A Florida company is working to keep runners and cyclists safer outside.
Have The Drive Emergency ID bands display all critical information on the inside of your wrist in a waterproof band. This includes your emergency contact, insurance information, driver's license number and primary care physician.
The idea for the emergency ID bands came after Jeffrey Agid was cycling and a car hit him. He had no identification on him.
"He said, 'If I were unconscious or dead, how would the EMTs or cops be able to identify me?'" said Michael Baum, Agid's son-in-law and co-owner of Have The Drive, based in Clearwater.
Soon, Baum started hearing stories of other runners and cyclists who had similar close calls.
Alone on a St. Petersburg running trail, Norma Jean Hetrick felt a stabbing pain, and then nothing.
"I felt a hot flash down my right side and my foot just went numb," she said. "The next thing I knew, I just fell over and I couldn't get up."
She had no idea she was having a stroke. Hetrick also had no identification on her.
"I didn't know what to tell the paramedics when they came," she said.

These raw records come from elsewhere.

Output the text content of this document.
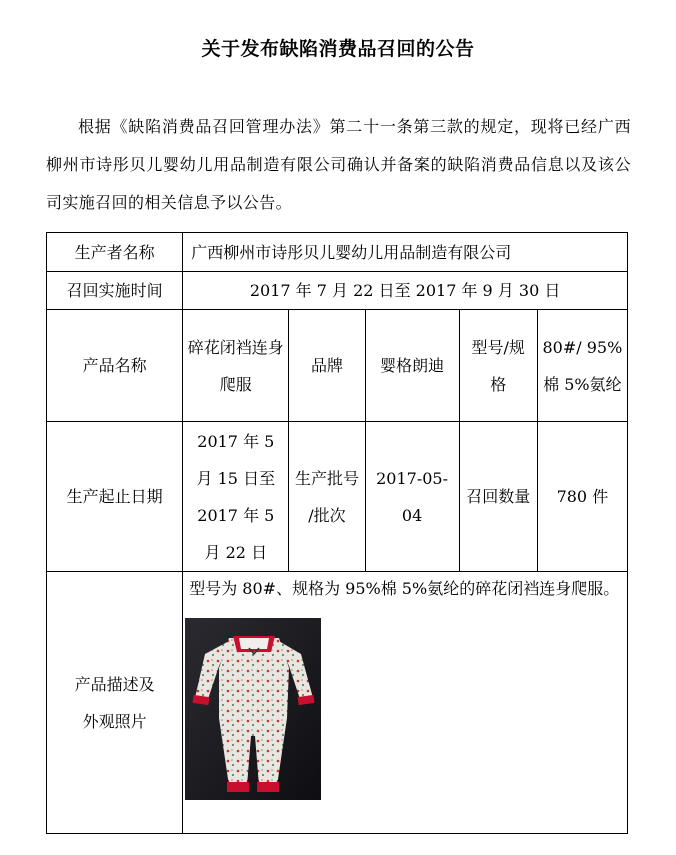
关于发布缺陷消费品召回的公告
根据《缺陷消费品召回管理办法》第二十一条第三款的规定，现将已经广西柳州市诗彤贝儿婴幼儿用品制造有限公司确认并备案的缺陷消费品信息以及该公司实施召回的相关信息予以公告。
生产者名称	广西柳州市诗彤贝儿婴幼儿用品制造有限公司				
召回实施时间	2017 年 7 月 22 日至 2017 年 9 月 30 日				
产品名称	碎花闭裆连身爬服	品牌	婴格朗迪	型号/规格	80#/ 95%棉 5%氨纶
生产起止日期	2017 年 5 月 15 日至 2017 年 5 月 22 日	生产批号 /批次	2017-05-04	召回数量	780 件
产品描述及外观照片	型号为 80#、规格为 95%棉 5%氨纶的碎花闭裆连身爬服。				
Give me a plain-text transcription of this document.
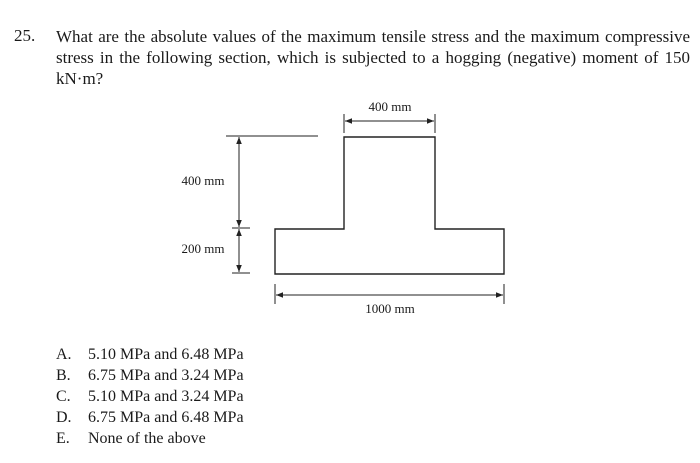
25. What are the absolute values of the maximum tensile stress and the maximum compressive stress in the following section, which is subjected to a hogging (negative) moment of 150 kN·m?
400 mm
400 mm
200 mm
1000 mm
A. 5.10 MPa and 6.48 MPa
B. 6.75 MPa and 3.24 MPa
C. 5.10 MPa and 3.24 MPa
D. 6.75 MPa and 6.48 MPa
E. None of the above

"People think you don't need any type of wristband, but when it comes down to it, you don't want to be in that type of situation," Baum said.
When researching the needs of customers when developing the ID bands, Baum said he went to emergency workers who said the three critical pieces of information you must have on you besides your name are your drivers license number, your insurance information and your emergency contact.
Because Hetrick's EMTs didn't have any of that information, they took her to an out-of-network hospital, where the bills really piled up.
Now, she wears her critical information in order to take no chances.
While many people have their medical information now stored in the medical ID section of their cellphones, Baum recommends even if you don't wear a wristband of some kind, that you carry your information on you in some way.
He said the medical ID on a cellphone isn't always reliable because if the phone breaks, shuts off or gets wet, EMTs still may be unable to access your critical information.